Acertadamente se ha señalado que no faltan “antecedentes” al texto de la Regla. Algunos meses antes de su bautismo, noviembre del 386, hallamos en el diálogo De ordine lo que Verheijen llama la primera regla: una serie de útiles recomendaciones para los jóvenes que aspiran a dedicarse al estudio28. En su Regla, Agustín seguirá un ordenamiento semejante, en algunos puntos, al presentado en dicho diálogo. Es más, también es similar la estructura de ambos textos. Aquí nos interesa únicamente señalar la de la Regla29, que es la siguiente:
1. prefacio: Pr 1,1;
2. preceptos para ser observados en el monasterio, son siete:
a) vida común y renuncia a la propiedad privada (Pr 1,2 ss.)
b) oración comunitaria y personal (Pr 2)
c) refectorio, lectura durante las comidas, ayuno y pureza de corazón (Pr 3)
d) salidas, relaciones con las mujeres y corrección fraterna (Pr 4)
e) servicios comunitarios: ropería y biblioteca (Pr 5)
f) el perdón que debe darse y pedirse (Pr 6)
g) el superior del monasterio, sus relaciones con los hermanos (Pr 7);
3. el espíritu que debe animar las anteriores prescripciones, expuesto en forma de oración (Pr 8,1);
4. epílogo: frecuencia de la lectura de la Regla, y espíritu con que debe leerse (Pr 8,2).
Se trata, pues, de una estructura extremadamente simple: praecepta vivendi, que deben ser observados con el amor de la belleza espiritual.
a. Nadie decía que algo era propio
Este es uno de los temas centrales de la Regla.
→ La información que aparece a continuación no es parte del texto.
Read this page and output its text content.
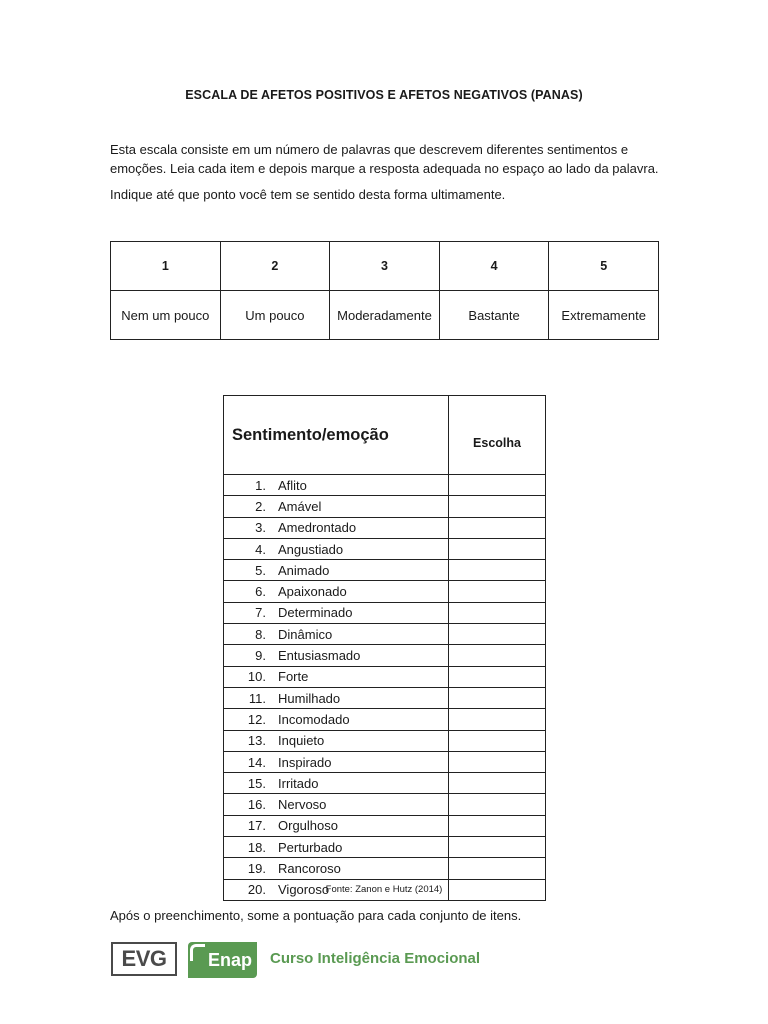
ESCALA DE AFETOS POSITIVOS E AFETOS NEGATIVOS (PANAS)
Esta escala consiste em um número de palavras que descrevem diferentes sentimentos e emoções. Leia cada item e depois marque a resposta adequada no espaço ao lado da palavra.
Indique até que ponto você tem se sentido desta forma ultimamente.
1	2	3	4	5
Nem um pouco	Um pouco	Moderadamente	Bastante	Extremamente
Sentimento/emoção	Escolha
1. Aflito	
2. Amável	
3. Amedrontado	
4. Angustiado	
5. Animado	
6. Apaixonado	
7. Determinado	
8. Dinâmico	
9. Entusiasmado	
10. Forte	
11. Humilhado	
12. Incomodado	
13. Inquieto	
14. Inspirado	
15. Irritado	
16. Nervoso	
17. Orgulhoso	
18. Perturbado	
19. Rancoroso	
20. Vigoroso	
Fonte: Zanon e Hutz (2014)
Após o preenchimento, some a pontuação para cada conjunto de itens.
EVG	Enap	Curso Inteligência Emocional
El amor por la belleza espiritual se manifiesta en una vida comunitaria que aspira a la unanimidad de corazón y a compartir todo lo que el monje es y tiene: “No busca las cosas que son suyas, sino las de Jesucristo (Flp 2,21), ha pasado a la caridad de la vida común, para vivir en la sociedad de los que tienen una sola alma y un solo corazón en Dios, de modo que nadie diga que algo es propio, sino que todas las cosas son comunes”30.
La belleza espiritual se manifiesta asimismo en la alabanza al Creador, en el reconocimiento de su amor y el deseo de establecer con el Padre un profundo diálogo de alegría: “Cuando cantan y salmodian en sus corazones al Señor (Ef 5,19), para que las voces del corazón no disuenen, háganlo todo para gloria de Dios (1 Co 10,31), que obra todo en todos (1 Co 12,6). Y sean fervientes de espíritu (Rm 12,11), para que su alma sea alabada en el Señor (Sal 33 [34],3). Esta es la actividad del camino recto: la que tiene los ojos siempre puestos en el Señor, porque Él libra del lazo nuestros pies (Sal 24 [25],15). Tal acción no se debilita en la acción, ni se enfría en el ocio, no es turbulenta ni floja; ni audaz, ni fugaz; ni precipitada ni lánguida. Esto hagan, y el Dios de la paz estará con ustedes (2 Co 13,11)”31.
El mismo amor por la belleza espiritual exige de sus cultores la disposición a privarse de ciertas satisfacciones corporales. El ayuno es sin duda un medio apto: “Todo el que ayuna rectamente, o bien busca humillar su alma, desde una fe no fingida, con el gemido de la oración y la mortificación corporal, o bien del placer de la carne con su intención pasa a sentir hambre y sed, pues pobre de algo espiritual su deleite está pendiente de la verdad y de la sabiduría. De ambos géneros de ayuno habló el Señor a quienes le preguntaban por qué sus discípulos no ayunaban... (ver Mt 9,15-17)”32.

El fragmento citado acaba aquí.